Longtime Trump associate Felix Sater brought the Trump Organization a proposal to license the President’s name to IC Expert, a firm that has been faulted in Moscow court rulings for missed deadlines and construction difficulties, according to the Journal. IC Expert is headed by Andrei Rozov, whom Sater had previously worked with.

People familiar with the proposal told the newspaper that both Donald Trump and Rozov signed a non-binding letter of intent to construct the project in October 2015, well after the presidential primary campaign got underway.

Rozov did not respond to the Journal’s request for comment, and a representative for IC Expert claimed to the newspaper that discussions for a Trump-branded project had never occurred. Yet a person familiar with the House Intelligence Committee’s investigation into Russia’s interference in the 2016 election told the Journal that the letter of intent, which was among the documents that Trump’s longtime friend and former personal lawyer, Michael Cohen, turned over to the committee this week, had Rozov’s name on it.

Sater confirmed his work on the project to the newspaper, saying he wanted to help Trump build “the tallest building in Moscow.”

This was the Trump Organization’s third attempt to do so. Trump and his adult children, Donald Jr. and Ivanka, worked with Sater on an earlier Trump Moscow project in 2005. Trump also discussed a project in 2013 with Russian developer Aras Agalarov, who brought the Miss Universe pageant to Russia that year.

In a statement to the House panel obtained by the New York Times, Cohen said that he discussed the 2015 effort to build in Moscow with Trump three separate times, and had emailed Russian President Vladimir Putin’s personal spokesman for assistance moving it forward. He and Sater also exchanged emails about their dual effort to get Trump elected and complete the project, but it ultimately went nowhere.

Signing a letter of intent with Rozov is just another example of the Trump Organization’s teaming up with developers and financiers with less-than-stellar records.
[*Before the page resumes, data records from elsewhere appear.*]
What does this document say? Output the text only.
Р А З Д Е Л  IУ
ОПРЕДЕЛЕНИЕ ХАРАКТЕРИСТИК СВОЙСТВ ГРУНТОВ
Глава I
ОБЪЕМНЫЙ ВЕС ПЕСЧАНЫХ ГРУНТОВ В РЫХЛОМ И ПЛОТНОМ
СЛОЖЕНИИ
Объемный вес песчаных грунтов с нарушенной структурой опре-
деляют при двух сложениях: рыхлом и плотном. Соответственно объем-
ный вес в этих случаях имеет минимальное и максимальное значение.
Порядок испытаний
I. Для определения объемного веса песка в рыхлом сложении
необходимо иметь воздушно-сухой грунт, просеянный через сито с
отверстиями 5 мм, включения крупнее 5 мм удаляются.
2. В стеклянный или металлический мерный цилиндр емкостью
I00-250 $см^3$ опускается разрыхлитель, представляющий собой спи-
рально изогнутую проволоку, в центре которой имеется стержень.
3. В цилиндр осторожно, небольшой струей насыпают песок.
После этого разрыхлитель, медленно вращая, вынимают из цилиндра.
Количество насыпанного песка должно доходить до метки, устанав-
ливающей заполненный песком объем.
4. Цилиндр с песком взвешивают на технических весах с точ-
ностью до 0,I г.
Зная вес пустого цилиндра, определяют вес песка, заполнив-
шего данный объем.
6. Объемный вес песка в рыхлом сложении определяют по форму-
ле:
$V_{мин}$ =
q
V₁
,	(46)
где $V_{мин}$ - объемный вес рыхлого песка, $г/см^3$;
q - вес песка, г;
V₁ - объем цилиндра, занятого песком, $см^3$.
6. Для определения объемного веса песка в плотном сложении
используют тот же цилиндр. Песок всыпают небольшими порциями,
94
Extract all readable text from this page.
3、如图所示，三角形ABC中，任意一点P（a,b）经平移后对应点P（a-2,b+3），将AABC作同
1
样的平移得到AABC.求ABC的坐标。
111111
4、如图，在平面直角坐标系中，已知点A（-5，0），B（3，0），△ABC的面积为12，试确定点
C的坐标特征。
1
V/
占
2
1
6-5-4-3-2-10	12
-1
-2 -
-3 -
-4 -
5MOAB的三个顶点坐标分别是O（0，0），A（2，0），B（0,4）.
Bloomberg reported Friday that mass protests are expected this weekend outside one IC Expert development on the outskirts of Moscow that residents say the company failed to construct on time, leaving them unable to move in.

Sater met Rozov when both men served on the board of a company run by Sergei Polonsky, a Russian property tycoon who earned billions from his real estate empire until the financial crisis landed him deep in debt, according to the Journal. Polonsky was recently found guilty of defrauding buyers in Russia, but did not serve his sentence of five years in prison because the statute of limitations had expired, per the report.

There’s no evidence Polonsky was involved in the Moscow project Sater and Cohen explored for the Trump Organization.